This post was guest written by Wren Schultz from Blog du Wren.

rb1.gifBack in the colonial days, when a diverse range of beverages was hard to come by and people had that pre-“DIY” do it yourself spirit, root beer was invented. Okay, well maybe not “invented” per say, because there have been beveragey-challenged cultures with creative people throughout history, but at least that was its introduction to North America. The original root beer (although not thusly named yet) contained a small amount of alcohol, somewhere around 2%. The alcohol not only provided those settlers a minor diversion from their Xbox-free lives, but also helped keep it free of water-borne pathogens which were the cause of cholera and other nastiness. Besides being a safe(ish) source of hydration, root beer was also used as a traditional medicine for treating cough and mouth sores. Root beer, along with birch beer, ginger beer, and various other concoctions formed what were collectively known as “small beers”, low- to non-alcoholic social drinks made from herbs, berries, and bark. With the passing of such concoctions, “small beers” has now taken on a somewhat different meaning, which is more similar to the present-day term near-beer” (ugh).
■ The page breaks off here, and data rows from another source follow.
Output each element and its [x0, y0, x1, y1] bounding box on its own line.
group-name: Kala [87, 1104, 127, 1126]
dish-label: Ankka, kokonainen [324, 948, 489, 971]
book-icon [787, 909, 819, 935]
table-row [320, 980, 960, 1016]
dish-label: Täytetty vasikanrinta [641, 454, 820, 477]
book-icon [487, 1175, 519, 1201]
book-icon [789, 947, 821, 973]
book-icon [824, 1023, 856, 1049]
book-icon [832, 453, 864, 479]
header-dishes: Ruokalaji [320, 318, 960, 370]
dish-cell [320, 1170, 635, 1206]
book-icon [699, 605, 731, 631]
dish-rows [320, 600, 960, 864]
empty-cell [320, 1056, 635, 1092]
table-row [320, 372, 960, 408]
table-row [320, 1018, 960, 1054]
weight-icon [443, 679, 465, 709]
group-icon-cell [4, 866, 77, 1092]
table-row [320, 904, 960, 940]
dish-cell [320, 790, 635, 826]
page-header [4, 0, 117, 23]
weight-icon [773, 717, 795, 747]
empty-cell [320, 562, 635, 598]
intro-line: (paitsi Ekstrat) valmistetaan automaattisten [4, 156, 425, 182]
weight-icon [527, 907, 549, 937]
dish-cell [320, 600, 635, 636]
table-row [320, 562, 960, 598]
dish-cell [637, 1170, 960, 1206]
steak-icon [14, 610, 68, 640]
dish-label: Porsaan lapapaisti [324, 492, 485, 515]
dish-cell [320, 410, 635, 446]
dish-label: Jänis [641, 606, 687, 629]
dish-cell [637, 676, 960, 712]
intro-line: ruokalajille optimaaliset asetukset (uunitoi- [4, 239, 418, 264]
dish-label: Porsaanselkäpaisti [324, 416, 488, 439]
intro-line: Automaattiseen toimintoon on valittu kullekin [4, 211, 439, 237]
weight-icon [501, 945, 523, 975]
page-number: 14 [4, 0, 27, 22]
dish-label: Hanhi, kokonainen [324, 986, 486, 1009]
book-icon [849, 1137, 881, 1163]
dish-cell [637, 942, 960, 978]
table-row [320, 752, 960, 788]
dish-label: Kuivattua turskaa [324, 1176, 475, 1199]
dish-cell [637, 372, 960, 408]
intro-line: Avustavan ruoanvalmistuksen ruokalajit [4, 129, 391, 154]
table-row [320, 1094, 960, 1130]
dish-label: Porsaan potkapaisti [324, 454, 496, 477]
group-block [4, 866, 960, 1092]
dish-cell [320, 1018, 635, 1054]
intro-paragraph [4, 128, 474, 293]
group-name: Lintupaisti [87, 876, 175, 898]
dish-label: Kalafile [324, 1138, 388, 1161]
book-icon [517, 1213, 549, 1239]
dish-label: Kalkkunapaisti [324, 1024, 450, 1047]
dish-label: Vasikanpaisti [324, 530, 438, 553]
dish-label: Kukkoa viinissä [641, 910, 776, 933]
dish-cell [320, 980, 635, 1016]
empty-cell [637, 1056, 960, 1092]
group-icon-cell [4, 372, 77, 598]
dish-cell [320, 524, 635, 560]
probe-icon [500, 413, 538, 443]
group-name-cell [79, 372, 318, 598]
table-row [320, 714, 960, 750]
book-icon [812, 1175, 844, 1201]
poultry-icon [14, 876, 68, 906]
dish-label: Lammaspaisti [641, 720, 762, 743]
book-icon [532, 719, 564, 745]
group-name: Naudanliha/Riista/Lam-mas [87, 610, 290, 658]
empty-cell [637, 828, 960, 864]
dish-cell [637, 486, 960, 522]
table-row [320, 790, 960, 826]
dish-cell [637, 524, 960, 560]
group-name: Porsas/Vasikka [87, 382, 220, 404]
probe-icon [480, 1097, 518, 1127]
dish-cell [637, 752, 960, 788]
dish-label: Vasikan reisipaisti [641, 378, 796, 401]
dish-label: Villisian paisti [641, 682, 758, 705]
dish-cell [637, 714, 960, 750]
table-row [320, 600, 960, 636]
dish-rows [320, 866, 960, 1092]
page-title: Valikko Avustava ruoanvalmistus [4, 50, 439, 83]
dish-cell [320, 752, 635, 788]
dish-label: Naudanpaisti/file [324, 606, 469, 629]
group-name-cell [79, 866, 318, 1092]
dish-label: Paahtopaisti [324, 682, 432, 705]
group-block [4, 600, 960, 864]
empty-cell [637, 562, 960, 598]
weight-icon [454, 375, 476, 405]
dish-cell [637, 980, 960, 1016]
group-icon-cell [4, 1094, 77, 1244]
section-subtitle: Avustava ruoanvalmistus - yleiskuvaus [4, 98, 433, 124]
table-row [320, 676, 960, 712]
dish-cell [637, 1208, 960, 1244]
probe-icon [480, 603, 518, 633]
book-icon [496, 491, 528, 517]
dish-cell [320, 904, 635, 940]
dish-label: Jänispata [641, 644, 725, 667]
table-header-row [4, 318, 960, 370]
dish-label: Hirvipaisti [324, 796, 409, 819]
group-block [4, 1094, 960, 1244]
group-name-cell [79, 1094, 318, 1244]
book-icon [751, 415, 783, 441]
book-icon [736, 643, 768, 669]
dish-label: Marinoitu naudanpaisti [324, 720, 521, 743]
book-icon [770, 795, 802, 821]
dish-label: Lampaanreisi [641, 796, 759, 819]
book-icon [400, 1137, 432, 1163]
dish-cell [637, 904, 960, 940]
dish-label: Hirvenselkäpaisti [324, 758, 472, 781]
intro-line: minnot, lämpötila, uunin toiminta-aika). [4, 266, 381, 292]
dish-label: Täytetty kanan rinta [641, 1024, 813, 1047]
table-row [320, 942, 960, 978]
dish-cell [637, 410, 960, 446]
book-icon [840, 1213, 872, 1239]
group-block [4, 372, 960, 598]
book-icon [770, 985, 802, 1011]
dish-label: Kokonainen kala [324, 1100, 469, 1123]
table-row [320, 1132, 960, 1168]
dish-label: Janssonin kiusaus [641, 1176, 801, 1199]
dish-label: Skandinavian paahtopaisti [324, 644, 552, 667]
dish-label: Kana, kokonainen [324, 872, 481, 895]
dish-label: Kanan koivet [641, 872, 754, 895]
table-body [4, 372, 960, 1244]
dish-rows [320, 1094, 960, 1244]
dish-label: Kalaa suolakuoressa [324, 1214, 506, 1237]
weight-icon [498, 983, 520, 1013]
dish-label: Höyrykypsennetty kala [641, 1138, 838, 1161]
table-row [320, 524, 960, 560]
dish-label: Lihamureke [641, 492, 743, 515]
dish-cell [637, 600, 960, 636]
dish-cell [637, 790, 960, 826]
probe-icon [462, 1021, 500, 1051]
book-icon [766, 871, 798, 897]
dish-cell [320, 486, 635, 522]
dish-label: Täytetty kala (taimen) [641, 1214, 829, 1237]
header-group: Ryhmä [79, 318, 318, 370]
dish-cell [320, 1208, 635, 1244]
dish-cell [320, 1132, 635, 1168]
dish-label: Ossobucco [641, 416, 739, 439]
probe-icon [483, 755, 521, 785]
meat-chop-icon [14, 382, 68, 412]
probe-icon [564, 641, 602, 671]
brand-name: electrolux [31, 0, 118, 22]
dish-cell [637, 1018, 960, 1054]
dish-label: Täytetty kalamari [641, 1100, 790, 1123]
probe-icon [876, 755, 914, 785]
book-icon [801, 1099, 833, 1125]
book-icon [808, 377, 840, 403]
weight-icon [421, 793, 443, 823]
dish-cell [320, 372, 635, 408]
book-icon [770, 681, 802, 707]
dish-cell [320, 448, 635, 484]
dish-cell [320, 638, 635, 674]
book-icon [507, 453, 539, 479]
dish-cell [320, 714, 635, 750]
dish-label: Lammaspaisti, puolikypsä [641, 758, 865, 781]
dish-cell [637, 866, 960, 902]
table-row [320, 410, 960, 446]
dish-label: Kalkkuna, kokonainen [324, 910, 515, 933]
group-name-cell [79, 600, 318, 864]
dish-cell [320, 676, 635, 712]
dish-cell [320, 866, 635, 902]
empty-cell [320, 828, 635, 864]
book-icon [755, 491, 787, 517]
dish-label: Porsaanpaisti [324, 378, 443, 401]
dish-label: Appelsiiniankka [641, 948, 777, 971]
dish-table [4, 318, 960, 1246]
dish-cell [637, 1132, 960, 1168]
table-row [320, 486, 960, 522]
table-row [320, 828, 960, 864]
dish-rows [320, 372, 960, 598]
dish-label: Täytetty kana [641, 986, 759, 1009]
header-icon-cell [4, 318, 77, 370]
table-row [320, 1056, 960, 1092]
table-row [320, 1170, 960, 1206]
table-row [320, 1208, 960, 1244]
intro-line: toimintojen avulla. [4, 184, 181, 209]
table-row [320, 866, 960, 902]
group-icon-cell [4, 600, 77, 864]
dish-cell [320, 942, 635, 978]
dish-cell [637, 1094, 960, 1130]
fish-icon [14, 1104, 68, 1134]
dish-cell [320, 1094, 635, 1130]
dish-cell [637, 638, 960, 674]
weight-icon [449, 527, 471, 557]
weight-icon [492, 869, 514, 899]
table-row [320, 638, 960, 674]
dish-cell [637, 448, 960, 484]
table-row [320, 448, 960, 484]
It wasn’t until the late 1800s that an enterprising young fellow named Charles Hires got the clever idea to brew this concoction of roots, bark, and berries into a non-alcoholic tea. After a brief stint of marketing a dry packaged mixture under the name root tea, Hires started bottling the new beverage and changed the name to root beer, possibly to appeal to the hard-drinking Pennsylvania miners in the area. Just about that time (and arguably partially because of the Hires’s invention), soda started its rise to the popularity it now enjoys today. Root beer, although it enjoyed great popularity and acceptance during the prohibition era in the United States, now only has around 3% of the market share of soda.

Today, the only way to come across alcoholic root beer is to brew it yourself. Recipes for it abound on the internet (check here, here & here for starters). And if someone asks you why you don’t just go out and buy and A&W, you can tell them you are just going back to its roots.